If you’re a Dale Chihuly fan, you’ll have to go to Tacoma, Washington.

In a landmark Tacoma building, which opened in 1911 as this then booming city’s major train station, some of Chihuly’s large-scale work is displayed with great effect. This is a terrific old building–it’s on the National Register of Historic Places— and the old and new are integrated magnificently here.
One entire wall of the former train station is made up of windows. Originally this would have allowed passengers to watch for incoming or outgoing trains. Today the wall of glass serves as a great light box, covered with these bright yellow and orange disks of blown glass.
Even on a typically overcast northwestern day, the space glows with the warm light shining through Chihuly’s hotly colored spheres.
The masterful manipulation of the blown glass, which you see in this close-up of one of the gigantic spheres, creates a zig zag pattern within the sheet of glass.
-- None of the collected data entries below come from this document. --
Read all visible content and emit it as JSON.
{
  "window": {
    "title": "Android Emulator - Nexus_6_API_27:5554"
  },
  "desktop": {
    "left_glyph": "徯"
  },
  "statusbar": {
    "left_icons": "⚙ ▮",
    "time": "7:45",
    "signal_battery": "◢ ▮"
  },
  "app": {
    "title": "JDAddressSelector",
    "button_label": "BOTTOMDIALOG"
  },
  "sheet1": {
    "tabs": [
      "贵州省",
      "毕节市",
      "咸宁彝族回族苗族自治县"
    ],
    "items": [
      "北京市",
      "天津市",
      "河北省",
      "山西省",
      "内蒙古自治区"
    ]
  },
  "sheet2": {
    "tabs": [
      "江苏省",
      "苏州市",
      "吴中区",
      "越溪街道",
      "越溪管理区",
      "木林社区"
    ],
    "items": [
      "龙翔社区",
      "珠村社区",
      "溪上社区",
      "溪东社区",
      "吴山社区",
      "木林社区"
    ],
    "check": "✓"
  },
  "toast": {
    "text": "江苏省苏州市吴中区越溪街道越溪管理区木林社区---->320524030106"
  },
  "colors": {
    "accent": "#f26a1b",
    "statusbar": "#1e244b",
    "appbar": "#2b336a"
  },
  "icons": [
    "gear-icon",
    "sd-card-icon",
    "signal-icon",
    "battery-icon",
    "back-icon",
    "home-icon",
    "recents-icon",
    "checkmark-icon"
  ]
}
This design makes me think of Missoni zig zags (and rest in peace, Ottavio Missoni, founder of the great Italian fashion brand, who died today at age 92).
Handling the molten glass in a certain way to produce this design is a time-honored method in the world-famous Venetian glass world, and Chihuly’s training in that tradition shines through beautifully.
Standing directly in front of one of these huge transparent disks, it’s easy to get lost in the spectacle of orange and yellow.